Volatile and code reordering

[REH]

I believe the consensus of this group is that volatile does not
protect against code reordering. But I am not convinced. The standard
says that "accesses to volatile objects are evaluated strictly
according to the rules of the abstract machine." A later note states
"An implementation might define a one-to-one correspondence between
abstract and actual semantics: at every sequence point, the values of
the actual objects would agree with those specified by the abstract
semantics. The keyword volatile would then be redundant."

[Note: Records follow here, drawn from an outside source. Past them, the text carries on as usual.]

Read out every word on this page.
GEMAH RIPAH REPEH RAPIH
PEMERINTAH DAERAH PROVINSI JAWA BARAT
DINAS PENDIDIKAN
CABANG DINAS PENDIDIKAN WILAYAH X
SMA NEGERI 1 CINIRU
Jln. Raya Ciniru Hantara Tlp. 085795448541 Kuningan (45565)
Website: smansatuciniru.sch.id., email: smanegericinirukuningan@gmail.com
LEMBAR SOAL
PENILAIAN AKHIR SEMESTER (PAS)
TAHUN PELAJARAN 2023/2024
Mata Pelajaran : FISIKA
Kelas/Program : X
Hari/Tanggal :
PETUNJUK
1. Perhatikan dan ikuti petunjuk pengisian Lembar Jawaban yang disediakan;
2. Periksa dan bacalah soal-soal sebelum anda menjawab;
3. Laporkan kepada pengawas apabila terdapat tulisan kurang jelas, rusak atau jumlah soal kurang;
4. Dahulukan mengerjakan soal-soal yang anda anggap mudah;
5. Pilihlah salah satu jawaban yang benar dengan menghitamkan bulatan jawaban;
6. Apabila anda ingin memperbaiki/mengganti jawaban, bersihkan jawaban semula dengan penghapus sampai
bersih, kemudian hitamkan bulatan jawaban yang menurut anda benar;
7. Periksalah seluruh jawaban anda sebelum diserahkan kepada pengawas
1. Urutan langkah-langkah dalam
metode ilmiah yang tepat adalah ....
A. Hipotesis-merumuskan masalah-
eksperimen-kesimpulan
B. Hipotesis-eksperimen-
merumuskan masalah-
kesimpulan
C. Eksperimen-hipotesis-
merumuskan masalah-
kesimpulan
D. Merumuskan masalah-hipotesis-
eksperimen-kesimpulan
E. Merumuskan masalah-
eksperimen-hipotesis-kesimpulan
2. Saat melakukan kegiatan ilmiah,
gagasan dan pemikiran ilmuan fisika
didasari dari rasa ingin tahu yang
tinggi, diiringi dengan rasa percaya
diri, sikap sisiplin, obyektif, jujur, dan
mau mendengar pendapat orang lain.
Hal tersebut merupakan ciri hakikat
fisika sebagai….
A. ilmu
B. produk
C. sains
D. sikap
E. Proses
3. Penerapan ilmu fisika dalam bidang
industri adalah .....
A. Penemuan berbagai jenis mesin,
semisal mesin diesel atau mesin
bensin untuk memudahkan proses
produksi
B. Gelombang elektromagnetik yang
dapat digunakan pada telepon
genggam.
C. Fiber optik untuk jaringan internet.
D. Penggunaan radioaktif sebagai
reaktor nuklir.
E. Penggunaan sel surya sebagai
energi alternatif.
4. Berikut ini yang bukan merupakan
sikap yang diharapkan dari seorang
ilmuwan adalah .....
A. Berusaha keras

I would take the above to mean that it does guarantee order (a least
relative to other volatile sequence points). Assuming that the
reordering of statements is an optimization, and volatile inhibits
optimization, it follows that volatile would guarantee order. I am
missing something, or am I misinterpreting the above quotes?

Thanks,
REH

 

[REH]

     The accesses to volatile objects cannot be reordered with
respect to each other or with respect to other observable side-
effects (except between bracketing sequence points).  But their
order w.r.t. other parts of the code that do not produce side-
effects remains uncertain -- you can think of this as meaning
that the volatile accesses can't move, but the non-volatile
pieces still can.

        volatile int x;
        int y;
        x = 1;
        y = 2;
        x = 3;
        y = 4;
        x = 5;

In this fragment all three accesses to `x' must occur, and must
occur in order.  But the accesses to `y' are a different matter:
the compiler is free to rearrange them w.r.t. each other and w.r.t.
the accesses to `x'.  Indeed, the compiler may choose to discard
the first `y' access, or even both of them if it notices that `y'
is not used after its second assignment.

Thank you, that is what I thought. Just wanted to make sure!

Regards,
REH